Android has taken over the retro handheld scene – and for good reason. It’s the most widely used operating system on the planet, and every single ARM chip released in the past decade supports it, a privilege Linux does not share.

But while most of us love dearly our Retroid Pocket 4s, our Odin 2s, and our brand new RG556s, Android has some issues that shouldn’t be ignored. Here’s a few of them:

Lack of Software

Default Android Launcher

While Android has a huge array of applications available, both through the Google Play Store and through sideloading, many gamers will still find the selection lacking. The selection of emulators is much smaller than on Windows or desktop Linux, with smaller dev teams. Besides a few outliers like RetroArch and Dolphin, most emulators treat Android as a second-class platform, sometimes skipping it entirely.

Not to mention that many of the most popular emulators on Android are closed-source, meaning that the people developing or porting them can (and have) dropped support out of nowhere – leaving the community scrambling to pick up the pieces through unofficial hacks.
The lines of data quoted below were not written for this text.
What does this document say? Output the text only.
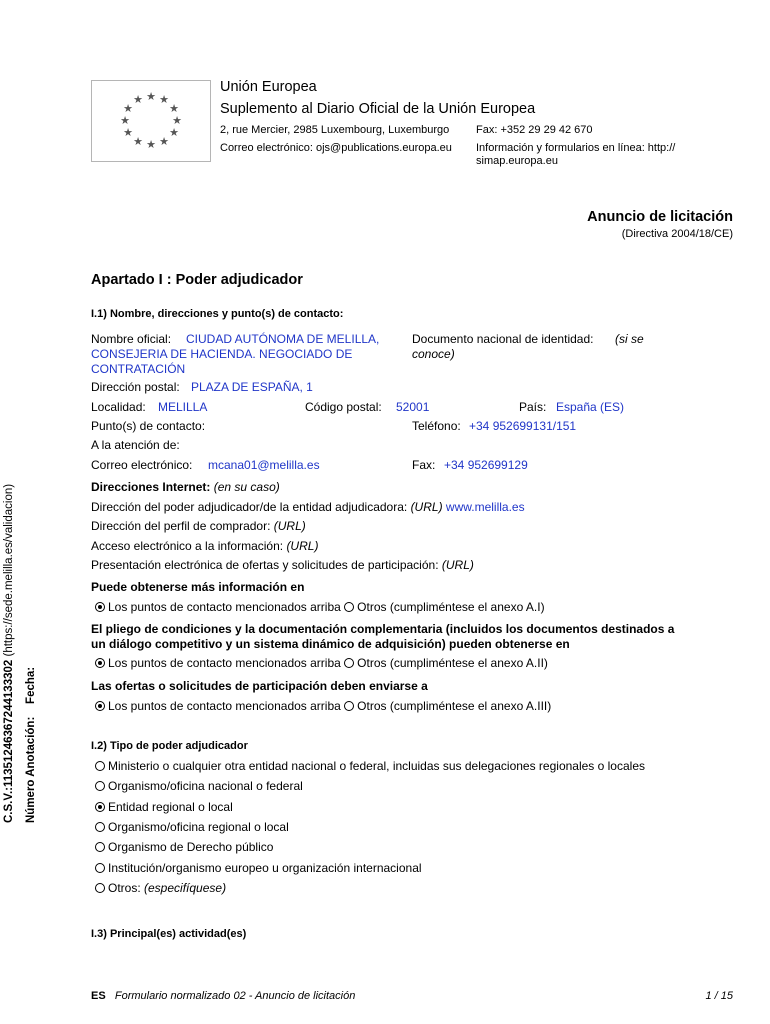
C.S.V.:11351246367244133302 (https://sede.melilla.es/validacion)
Número Anotación:    Fecha:
★ ★
★
★
★
★
★
★
★
★
★
★
Unión Europea
Suplemento al Diario Oficial de la Unión Europea
2, rue Mercier, 2985 Luxembourg, Luxemburgo Fax: +352 29 29 42 670
Correo electrónico: ojs@publications.europa.eu Información y formularios en línea: http://
simap.europa.eu
Anuncio de licitación
(Directiva 2004/18/CE)
Apartado I : Poder adjudicador
I.1) Nombre, direcciones y punto(s) de contacto:
Nombre oficial: CIUDAD AUTÓNOMA DE MELILLA,
CONSEJERIA DE HACIENDA. NEGOCIADO DE
CONTRATACIÓN
Documento nacional de identidad: (si se
conoce)
Dirección postal: PLAZA DE ESPAÑA, 1
Localidad: MELILLA	Código postal: 52001	País: España (ES)
Punto(s) de contacto:	Teléfono: +34 952699131/151
A la atención de:
Correo electrónico: mcana01@melilla.es	Fax: +34 952699129
Direcciones Internet: (en su caso)
Dirección del poder adjudicador/de la entidad adjudicadora: (URL) www.melilla.es
Dirección del perfil de comprador: (URL)
Acceso electrónico a la información: (URL)
Presentación electrónica de ofertas y solicitudes de participación: (URL)
Puede obtenerse más información en
Los puntos de contacto mencionados arriba Otros (cumpliméntese el anexo A.I)
El pliego de condiciones y la documentación complementaria (incluidos los documentos destinados a
un diálogo competitivo y un sistema dinámico de adquisición) pueden obtenerse en
Los puntos de contacto mencionados arriba Otros (cumpliméntese el anexo A.II)
Las ofertas o solicitudes de participación deben enviarse a
Los puntos de contacto mencionados arriba Otros (cumpliméntese el anexo A.III)
I.2) Tipo de poder adjudicador
Ministerio o cualquier otra entidad nacional o federal, incluidas sus delegaciones regionales o locales
Organismo/oficina nacional o federal
Entidad regional o local
Organismo/oficina regional o local
Organismo de Derecho público
Institución/organismo europeo u organización internacional
Otros: (especifíquese)
I.3) Principal(es) actividad(es)
ES Formulario normalizado 02 - Anuncio de licitación	1 / 15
The Frontends Are Meh (For Now)

This one might be controversial. Many folks absolutely love their Android frontends of choice, whether it be Daijishou, Beacon, friend-of-the-show RESET Collection (which you can get free if you join our Discord membership!), or any number of other options.
For the most part, they all handle the basics pretty well – they organize your ROM collection and sort it by system and/or genre, and most of them allow you to access your Android apps through them as well. Personally, though, I find that most of them are pretty lacking in the customization department. Everyone’s setups look more or less the same, regardless of device or owner.

There are a few exceptions – Pegasus and, recently, ES-DE are two highly customizable frontends. But Pegasus is a right pain to set up without an installer script like EmuDeck for Android, and EmulationStation is brand new to Android (you can’t even set it as your home screen yet!). With time, hopefully, they’ll both improve on this front.
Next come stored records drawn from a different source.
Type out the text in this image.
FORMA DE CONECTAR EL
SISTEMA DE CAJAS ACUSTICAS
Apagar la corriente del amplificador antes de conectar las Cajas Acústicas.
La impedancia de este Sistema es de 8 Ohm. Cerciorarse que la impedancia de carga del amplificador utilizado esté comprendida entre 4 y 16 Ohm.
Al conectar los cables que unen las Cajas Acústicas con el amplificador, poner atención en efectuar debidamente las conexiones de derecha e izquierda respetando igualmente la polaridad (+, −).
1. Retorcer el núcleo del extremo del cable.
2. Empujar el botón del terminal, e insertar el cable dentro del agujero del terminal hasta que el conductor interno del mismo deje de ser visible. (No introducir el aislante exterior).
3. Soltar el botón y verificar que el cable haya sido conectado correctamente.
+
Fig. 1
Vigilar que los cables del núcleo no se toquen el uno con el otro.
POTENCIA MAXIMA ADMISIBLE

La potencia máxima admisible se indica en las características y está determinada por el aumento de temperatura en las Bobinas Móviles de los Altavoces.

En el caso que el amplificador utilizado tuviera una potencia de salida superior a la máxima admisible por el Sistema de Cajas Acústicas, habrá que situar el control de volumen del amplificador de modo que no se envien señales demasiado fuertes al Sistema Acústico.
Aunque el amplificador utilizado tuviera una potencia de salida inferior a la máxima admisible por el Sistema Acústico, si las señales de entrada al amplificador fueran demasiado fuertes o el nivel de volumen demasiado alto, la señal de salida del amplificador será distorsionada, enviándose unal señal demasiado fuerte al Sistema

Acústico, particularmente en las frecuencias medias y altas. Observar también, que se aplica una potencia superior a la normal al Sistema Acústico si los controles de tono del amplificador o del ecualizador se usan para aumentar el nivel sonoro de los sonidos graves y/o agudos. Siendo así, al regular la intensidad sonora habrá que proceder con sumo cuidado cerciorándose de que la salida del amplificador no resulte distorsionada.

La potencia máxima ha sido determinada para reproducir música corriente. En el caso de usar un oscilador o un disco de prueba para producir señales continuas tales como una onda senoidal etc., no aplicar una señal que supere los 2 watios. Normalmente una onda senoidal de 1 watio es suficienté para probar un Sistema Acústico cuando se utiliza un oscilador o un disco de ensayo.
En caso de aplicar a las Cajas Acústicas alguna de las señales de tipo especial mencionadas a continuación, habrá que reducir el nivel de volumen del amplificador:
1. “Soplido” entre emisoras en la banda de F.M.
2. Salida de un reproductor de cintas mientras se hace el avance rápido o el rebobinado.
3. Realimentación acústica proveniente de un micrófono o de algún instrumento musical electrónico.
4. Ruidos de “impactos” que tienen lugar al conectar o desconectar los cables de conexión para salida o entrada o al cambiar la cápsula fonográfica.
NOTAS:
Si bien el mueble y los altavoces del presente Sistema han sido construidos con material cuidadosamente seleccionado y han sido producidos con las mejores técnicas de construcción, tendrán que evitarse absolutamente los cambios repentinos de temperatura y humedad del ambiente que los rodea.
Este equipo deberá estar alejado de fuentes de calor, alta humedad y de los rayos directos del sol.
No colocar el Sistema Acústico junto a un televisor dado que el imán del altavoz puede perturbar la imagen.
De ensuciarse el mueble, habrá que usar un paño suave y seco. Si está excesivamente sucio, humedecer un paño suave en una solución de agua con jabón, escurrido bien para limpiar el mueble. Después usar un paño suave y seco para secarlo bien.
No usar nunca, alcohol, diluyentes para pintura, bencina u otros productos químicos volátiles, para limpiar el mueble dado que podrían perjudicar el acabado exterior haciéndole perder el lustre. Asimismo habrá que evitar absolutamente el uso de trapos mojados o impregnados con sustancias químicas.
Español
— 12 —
But nothing is quite as bad as…

File System Restrictions

EmuDeck for Android Start Screen

EmuDeck for Android Start Screen

Ah yes, ‘Android updates’ and ‘ruining perfectly good things just because we can’ – name a more iconic duo. Several months ago, Google pushed out an update to all devices on Android Oreo (8) or newer, heavily restricting access to certain parts of the file system. This was the culmination of several other restrictions they’d been putting in place, starting with Android 10 and 11 which barred many apps from storing data in external or easily accessible parts of the file system.

This might sound like a bunch of mumbo-jumbo, but what it means for you and me is: save data and settings are now much harder to back up or sync, and external storage is now much less useful since we can pretty much only use it for ROMs, and ultimately – less control over our own devices. This is the absolute biggest issue with Android, in my opinion.

That being said, there’s still plenty to love about our Android handhelds. They’re the most powerful handhelds you can buy short of a Steam Deck, and they come in all shapes and sizes. The retro handheld scene of 2022 onward has been defined by Android, and despite the OS’s many shortcomings, it’s powering the present and future of our hobby.

And hey, if we really hated Android that much, wouldn’t we all just get a Steam Deck?